As such, I totally recognized her style and as soon as the Comic Sans title sequence ended (which I mentioned to a friend who joked "I would have turned it off") the film thrust an audience of one into a creeping tale of suppressed lust.

The striking element of Trouble Every Day is that as one who's been with the genre of horror for awhile, I totally knew its tropes. I knew the seductive femme fatale shown in the beginning was going to kill men after seducing them. I just knew that the American couple's honeymoon in France would not be hunky-dory. I just knew the two teens were going to unleash the femme fatale's dangerous lust. However, I did not know that it would take long shots of gritty French interiors and wordless character development that diverts from the established protagonists to follow the hotel maid to get to these conclusions. Denis rejects "horrality" in all its self aware glory by not letting the tropes propel the film. Instead, the camera's focused eye maintained a brutal grip on the narrative. The audience suffers unease while the camera lingers on places instead of gazing upon the actual horrific events.

Adding with the horror tropes, the "explanation" of the characters' vampirism/cannibalism/sexual bloodlust derives from a Resident Evil-like scientific experiment with rainforest plants containing hormones or some such biochemistry that changes humans.
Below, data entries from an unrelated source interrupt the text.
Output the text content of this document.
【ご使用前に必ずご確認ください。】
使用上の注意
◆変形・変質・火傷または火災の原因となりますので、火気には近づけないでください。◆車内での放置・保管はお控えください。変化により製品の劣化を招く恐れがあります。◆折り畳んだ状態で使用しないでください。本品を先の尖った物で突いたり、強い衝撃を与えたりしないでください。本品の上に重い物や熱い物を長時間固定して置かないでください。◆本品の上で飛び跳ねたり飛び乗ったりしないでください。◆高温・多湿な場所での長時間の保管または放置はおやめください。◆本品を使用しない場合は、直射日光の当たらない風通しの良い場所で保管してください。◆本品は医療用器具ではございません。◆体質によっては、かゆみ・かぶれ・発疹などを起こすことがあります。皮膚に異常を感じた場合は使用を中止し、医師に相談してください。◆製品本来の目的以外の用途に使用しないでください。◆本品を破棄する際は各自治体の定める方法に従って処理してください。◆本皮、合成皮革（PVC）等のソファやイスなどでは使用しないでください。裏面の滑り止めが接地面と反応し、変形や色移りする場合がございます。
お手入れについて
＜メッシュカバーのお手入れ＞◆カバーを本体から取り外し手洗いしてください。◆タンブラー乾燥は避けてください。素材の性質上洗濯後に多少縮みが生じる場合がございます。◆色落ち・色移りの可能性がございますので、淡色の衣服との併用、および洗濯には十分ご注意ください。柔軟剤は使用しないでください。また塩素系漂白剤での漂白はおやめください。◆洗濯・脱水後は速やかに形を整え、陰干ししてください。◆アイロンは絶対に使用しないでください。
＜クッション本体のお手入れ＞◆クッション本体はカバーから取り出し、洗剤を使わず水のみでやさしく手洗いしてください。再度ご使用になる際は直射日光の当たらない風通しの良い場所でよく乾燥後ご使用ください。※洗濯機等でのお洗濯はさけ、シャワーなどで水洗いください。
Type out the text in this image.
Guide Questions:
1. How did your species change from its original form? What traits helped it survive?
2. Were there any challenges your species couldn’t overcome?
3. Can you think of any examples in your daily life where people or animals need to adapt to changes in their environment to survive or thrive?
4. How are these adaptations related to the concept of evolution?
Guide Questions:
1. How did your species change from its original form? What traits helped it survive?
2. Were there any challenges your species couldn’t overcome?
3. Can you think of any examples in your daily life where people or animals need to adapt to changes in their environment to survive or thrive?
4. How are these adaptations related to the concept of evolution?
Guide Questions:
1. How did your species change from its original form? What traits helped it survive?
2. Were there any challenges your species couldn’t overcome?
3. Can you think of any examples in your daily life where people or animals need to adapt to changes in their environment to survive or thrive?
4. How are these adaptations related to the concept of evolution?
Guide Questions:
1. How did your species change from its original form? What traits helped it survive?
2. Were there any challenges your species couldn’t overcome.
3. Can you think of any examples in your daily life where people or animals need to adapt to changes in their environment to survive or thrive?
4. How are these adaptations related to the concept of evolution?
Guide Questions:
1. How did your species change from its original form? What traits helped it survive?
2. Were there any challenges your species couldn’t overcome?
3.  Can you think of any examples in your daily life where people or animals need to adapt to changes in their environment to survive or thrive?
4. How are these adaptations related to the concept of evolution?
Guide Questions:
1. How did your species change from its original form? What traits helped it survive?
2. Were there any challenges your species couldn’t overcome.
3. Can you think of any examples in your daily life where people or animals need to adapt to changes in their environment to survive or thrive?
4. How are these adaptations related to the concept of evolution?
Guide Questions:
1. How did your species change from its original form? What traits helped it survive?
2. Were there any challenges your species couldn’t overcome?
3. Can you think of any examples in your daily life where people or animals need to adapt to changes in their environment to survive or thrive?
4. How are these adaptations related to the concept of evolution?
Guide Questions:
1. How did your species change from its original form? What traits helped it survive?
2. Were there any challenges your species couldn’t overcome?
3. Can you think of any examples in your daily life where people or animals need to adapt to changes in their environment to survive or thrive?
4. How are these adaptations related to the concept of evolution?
There were beautiful shots of stirring rods spinning in beakers and flasks being shaken on electric shakers. Mechanical repetition that contrasts with the organic irregularity of the characters' lifestyles.

Even though I identified these tropes, Denis refuses to completely align with them and demands the viewer make their own connections. The most powerful scenes are those with blood. Beautiful blood. Breathtaking crimson arabesque that leaps from shredded capillaries and paint the external world. These are scenes of pure transgression where the internal fluids become an external hue. As a result, the violence and the sex are the most concrete actions in the film. Trouble Every Day is a successful, artistic horror film because the reasons for the violence don't matter. The tropes don't make the film. The tropes are a product of showing me the true violent lust capable within a human being.